Oh, God, was he doing it again? So soon? She swallowed back her fear and glanced out the window to the dark night. A tiny sliver of moon, visible through the leafless branches of the trees, hung low in the sky. Maybe she was mistaken … she didn’t actually “see” anything, no, this was just a feeling, a dark sensation that crawled across her skin. Movement. That was it. She felt him. He was moving.
And hunting again.
The darkness closed in on him and like a creature of the night, his senses became sharper. Keener. The Chosen One heard his own heartbeat, smelled the scents of perfume and stale smoke lingering in the damp air, felt the sharp pang of blood lust coursing through his
veins.
Find her. Take her … it’s time.
Running on silent footsteps he loped across the wet grass of the campus and heard the strains of jazz emanating from an open window in one of the dorms. Knots of students tarried together and the sweet smell of marijuana settled in the dark alleys. He rounded a corner to a more secluded part of the campus, a back alley that was sometimes used by students rushing into the city.
He felt inside his pocket, assured himself that his weapon was at his fingertips and a smile slid over his mouth. A stun gun. Silent. Quick. But not deadly. So perfect for abduction. He knew she should be coming this way. Had overheard her conversation in class.
But the killing couldn’t be here … no … He needed privacy, time to create the ritual. His mouth went dry at the thought and his crotch tightened, a hard-on swelling even as he ran. Just the thought of it … watching her beg for mercy, pleading with him when he knew that her fate was sealed.

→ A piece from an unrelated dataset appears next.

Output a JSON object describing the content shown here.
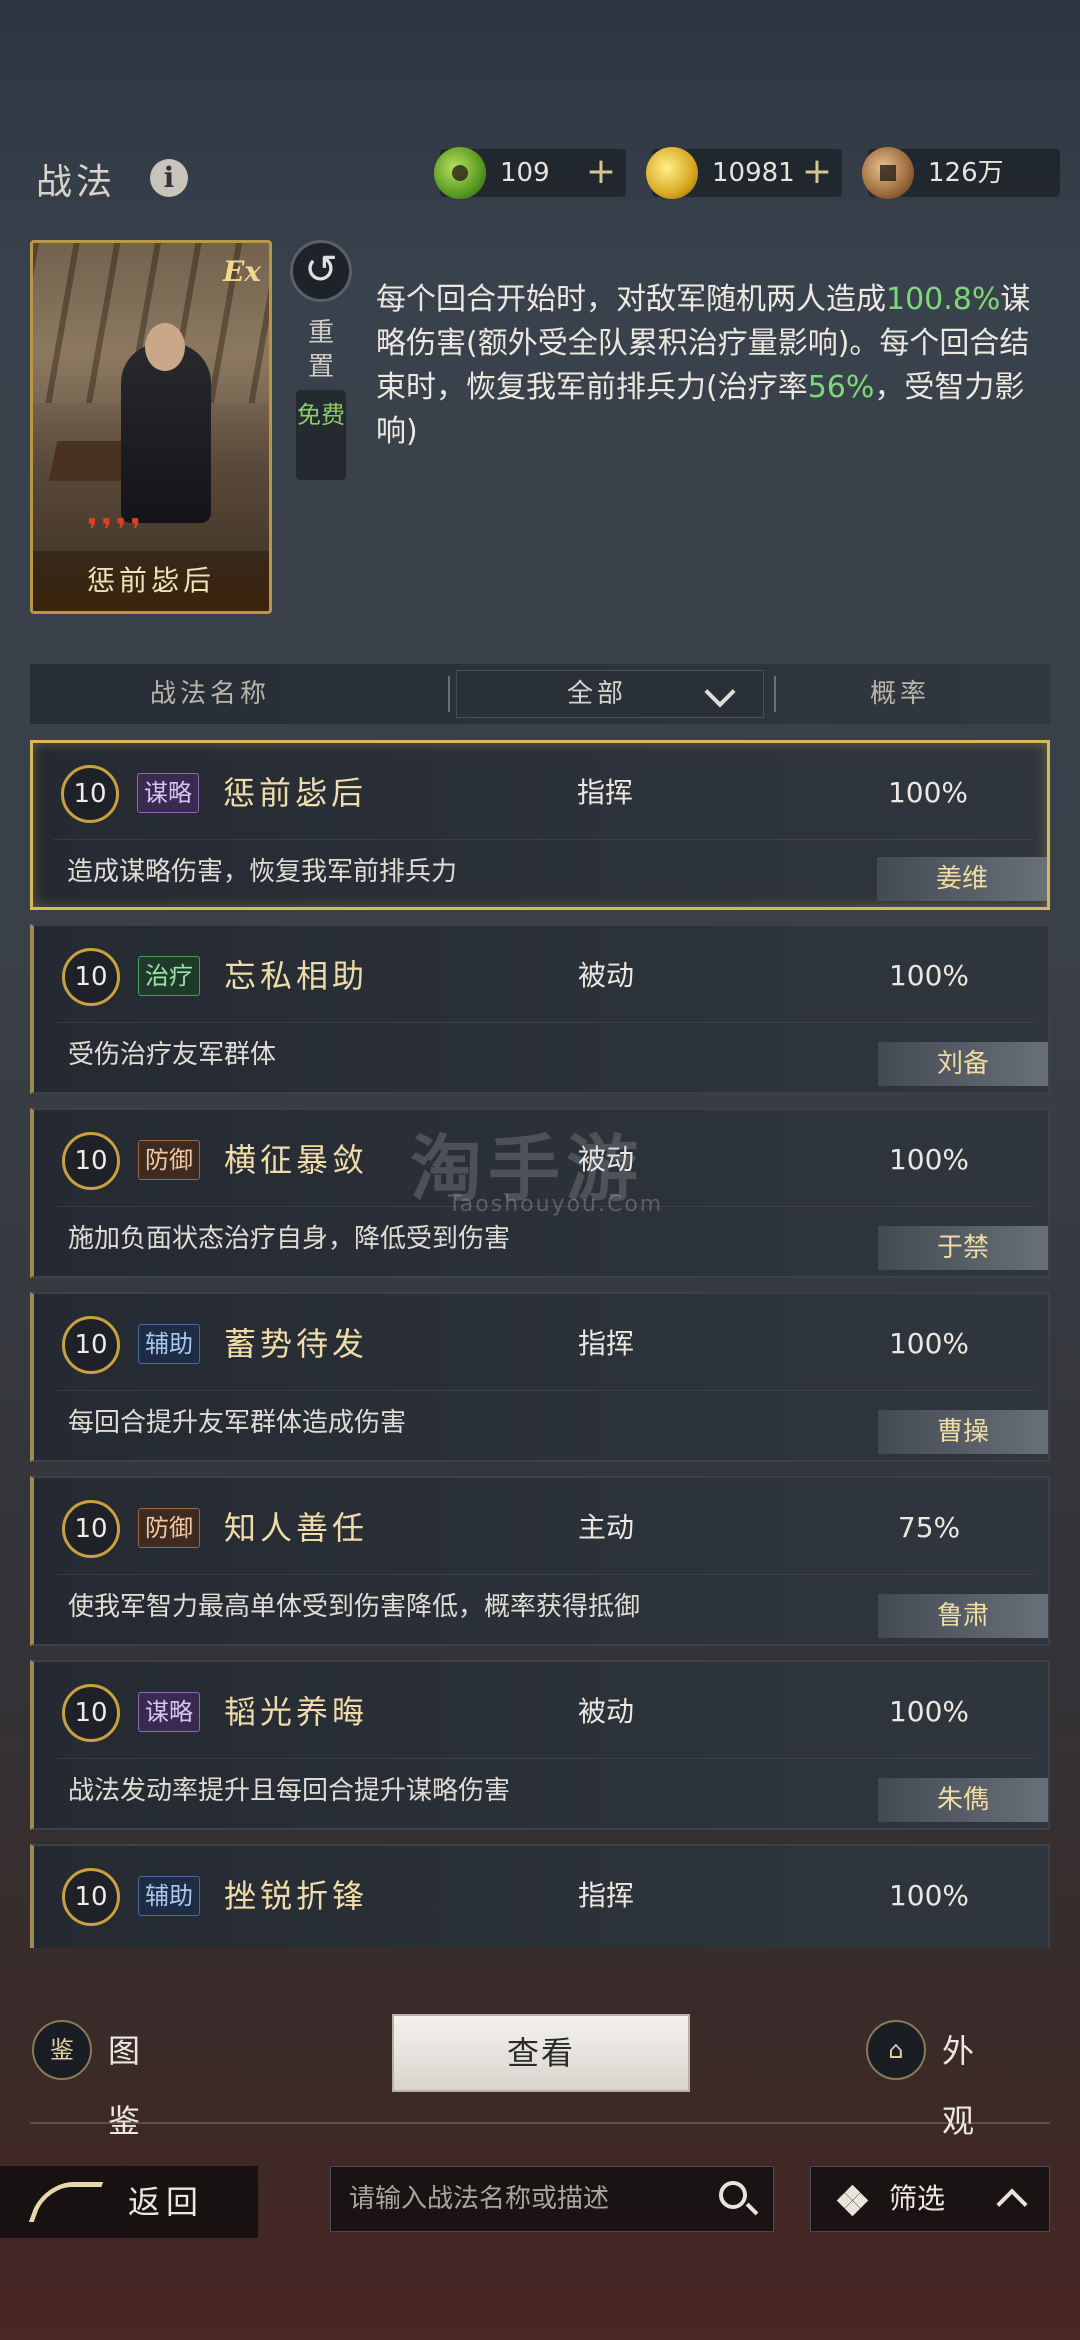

He saw her in the distance.
Alone.
Head bent against the rain and wind.
His fingers surrounded his little weapon as he crept through the shadows, waiting for the perfect moment. He licked his lips and reminded himself to be patient. He couldn’t make a mistake. Not tonight.
Not ever.
After all, he had a pact with God.
She looked up as he approached. Smiled in recognition. Started to speak as he pulled the gun from his pocket and shot. She gasped. Her purse dropped to the ground. He grabbed it and caught her before she fell. Her hood slid off and her black hair framed her ghost-white face. “What—?” she whispered hoarsely. “No-” She could barely catch her breath.